Sea por cuna o por inspiración, Joaquín nació a la vez artista y futbolista. No hay más que verle en la Calle 7, mirando fijamente a Roberto Carlos con los ojos de George antes de ponerle un par de banderillas al cuarteo.

Después repite invariablemente el ceremonial: estira el perfil, abre el compás en un sonoro taconazo, encadena su doble zancada lateral y deja sobre la banda derecha el rastro de una violenta línea quebrada.

Sucesor de The Best, es, sin duda, el nuevo rey del zigzag.

martes, julio 05, 2005

EL ARQUITECTO PIRLO

No habla, no se ríe y no entiende los chistes, pero toda la alegría del Milan sale de sus pies. Andrea Pirlo (Brescia, 1979) se ha convertido en la única pieza insustituible en el esquema de Carlo Ancelotti. Durante esta temporada, se ha comprobado que el equipo no funciona cuando él no funciona.

La pirlodependencia milanista es tan profunda que a veces incomoda. El vicepresidente ejecutivo, Adriano Galliani, reconocía durante la temporada que la baja de Pirlo, por una lesión en una rodilla en la semifinal contra el Inter, suponía un problema excesivo. "Hemos buscado un sustituto en el mercado para estas ocasiones", comentó, "y no lo hemos encontrado. Es un jugador irreemplazable. No digo que sea nuestro mejor futbolista. Sólo, que no somos capaces de sustituirle. Y quizá Carlo [Ancelotti] debería empezar a buscar una nueva fórmula de juego para cuando Pirlo no esté".
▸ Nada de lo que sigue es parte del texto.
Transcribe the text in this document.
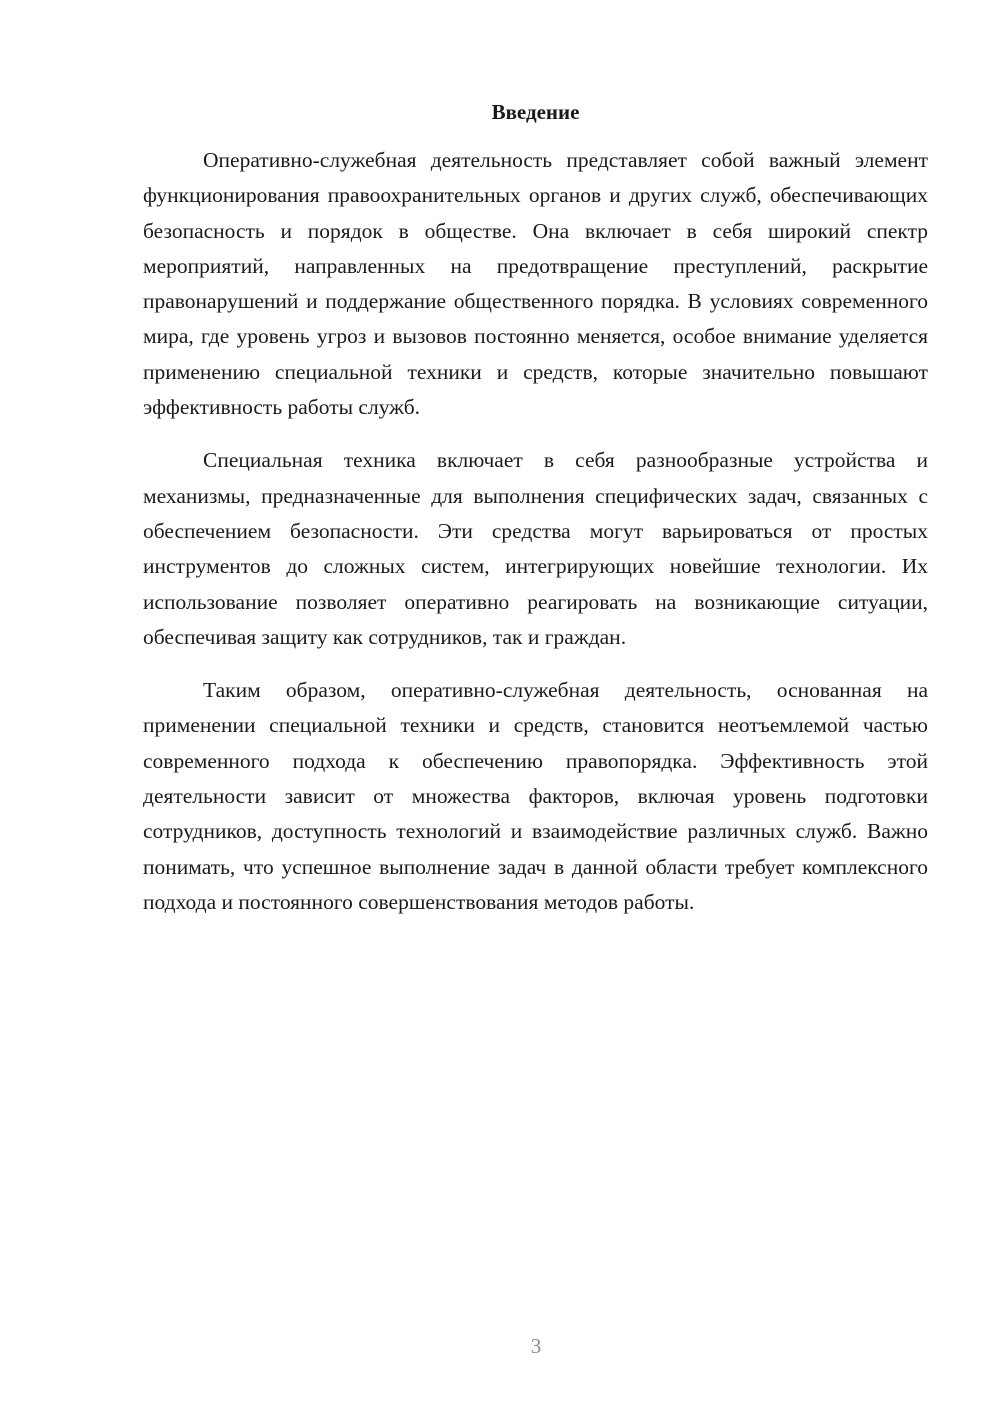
Введение

Оперативно-служебная деятельность представляет собой важный элемент функционирования правоохранительных органов и других служб, обеспечивающих безопасность и порядок в обществе. Она включает в себя широкий спектр мероприятий, направленных на предотвращение преступлений, раскрытие правонарушений и поддержание общественного порядка. В условиях современного мира, где уровень угроз и вызовов постоянно меняется, особое внимание уделяется применению специальной техники и средств, которые значительно повышают эффективность работы служб.

Специальная техника включает в себя разнообразные устройства и механизмы, предназначенные для выполнения специфических задач, связанных с обеспечением безопасности. Эти средства могут варьироваться от простых инструментов до сложных систем, интегрирующих новейшие технологии. Их использование позволяет оперативно реагировать на возникающие ситуации, обеспечивая защиту как сотрудников, так и граждан.

Таким образом, оперативно-служебная деятельность, основанная на применении специальной техники и средств, становится неотъемлемой частью современного подхода к обеспечению правопорядка. Эффективность этой деятельности зависит от множества факторов, включая уровень подготовки сотрудников, доступность технологий и взаимодействие различных служб. Важно понимать, что успешное выполнение задач в данной области требует комплексного подхода и постоянного совершенствования методов работы.

3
Sin embargo, Ancelotti se siente muy orgulloso de haber encontrado un hueco para el hombre más raro del fútbol italiano, un prodigio a los 10 años -por entonces, tampoco se reía-, una promesa sensacional a los 16, cuando debutó en Primera con el Brescia, y un aparente fracaso a los 22. Era un mediapunta obsesivo; un tipo que, si no convertía cada pase en una ocasión de gol, se sentía frustrado, lo que le llevaba a perder balones y a eclipsarse durante largos periodos. El Inter le fichó y no supo qué hacer con él: se lo cedió al Reggina y al Brescia y acabó traspasándole al Milan.
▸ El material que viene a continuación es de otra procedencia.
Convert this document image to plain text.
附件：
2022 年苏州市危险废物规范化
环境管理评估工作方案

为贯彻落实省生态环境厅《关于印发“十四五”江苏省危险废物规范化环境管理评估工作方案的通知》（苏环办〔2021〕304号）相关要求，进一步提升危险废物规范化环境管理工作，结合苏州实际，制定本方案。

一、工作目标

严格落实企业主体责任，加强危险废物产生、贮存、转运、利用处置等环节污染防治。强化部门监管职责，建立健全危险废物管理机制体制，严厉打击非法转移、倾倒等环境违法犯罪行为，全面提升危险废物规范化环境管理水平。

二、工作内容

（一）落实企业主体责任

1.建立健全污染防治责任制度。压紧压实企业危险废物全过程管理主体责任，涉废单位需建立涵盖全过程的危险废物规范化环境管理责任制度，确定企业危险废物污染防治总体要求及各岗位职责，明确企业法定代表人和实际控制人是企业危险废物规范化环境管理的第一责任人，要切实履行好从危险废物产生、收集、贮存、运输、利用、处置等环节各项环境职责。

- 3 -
Roberto Baggio es lo más parecido a Pirlo, una técnica prodigiosa en un cuerpo liviano, y su presencia en el Brescia sugirió al entrenador Mazzone un experimento: dejar a Baggio en su puesto natural de mediapunta y retrasar a Pirlo a la posición de mediocentro. Al principio, no funcionó. Incluso suscitó el sarcasmo del entonces saleccionador nacional, Giovanni Trapattoni: "Es como meter a Zico justamente delante de la defensa". Pero Ancelotti, en el Milan, tenía recursos para repetir el invento de Mazzone con mayor fortuna. Envió a Pirlo al mejor gimnasio del mundo, el de Milanello, y, aunque no consiguió un prodigio muscular -sigue sin llegar a los 70 kilos-, obtuvo un mediocentro capaz de robar balones y aguantar tarascadas.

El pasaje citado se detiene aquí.